Pour 70€, le WAP300N sert à beaucoup de chose et peut résoudre plusieurs problèmes que vous rencontrez quotidiennement avec votre réseau. Ce qu’il ne peut pas faire, par contre, c’est faire transiter en Wi-Fi le signal nécessaire au décodeur de Belgacom TV avec la Bbox. Par défaut, le routeur envoie, en Wi-Fi, l’accès à internet et au réseau local. Et pas le signal pour le décodeur. Dommage.

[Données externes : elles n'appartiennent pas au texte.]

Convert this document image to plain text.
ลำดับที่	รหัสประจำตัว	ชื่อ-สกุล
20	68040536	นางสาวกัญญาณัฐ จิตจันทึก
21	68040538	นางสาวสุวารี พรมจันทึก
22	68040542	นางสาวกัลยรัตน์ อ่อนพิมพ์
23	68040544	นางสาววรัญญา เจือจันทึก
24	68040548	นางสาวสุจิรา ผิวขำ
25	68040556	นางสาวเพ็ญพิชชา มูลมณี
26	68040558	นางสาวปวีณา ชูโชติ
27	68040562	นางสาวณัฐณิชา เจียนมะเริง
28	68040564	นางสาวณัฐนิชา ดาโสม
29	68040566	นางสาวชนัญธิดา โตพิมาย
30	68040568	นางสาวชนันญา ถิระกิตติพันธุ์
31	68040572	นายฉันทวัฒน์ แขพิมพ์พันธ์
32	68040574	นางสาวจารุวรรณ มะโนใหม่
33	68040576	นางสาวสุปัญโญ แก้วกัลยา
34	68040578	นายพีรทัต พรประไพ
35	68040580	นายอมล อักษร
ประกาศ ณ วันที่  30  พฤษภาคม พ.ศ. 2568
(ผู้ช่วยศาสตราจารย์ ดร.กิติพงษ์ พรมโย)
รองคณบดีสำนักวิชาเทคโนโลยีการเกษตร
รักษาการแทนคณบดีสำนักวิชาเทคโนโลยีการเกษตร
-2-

Autre bémol: l’accès à la page de configuration. Si vous désirez changer de mode, il faut en effet lancer un navigateur internet, et entrer une URL chiffrée qui n’est pas définie par défaut. Pas toujours évident. Le meilleur moyen ? Le relier avec un câble réseau à votre ordinateur, et entrer 10.100.1.1 dans la barre d’adresse. Une fois sur la page de configuration, soyez patients et ne vous énervez pas: les changements prennent du temps à apparaître.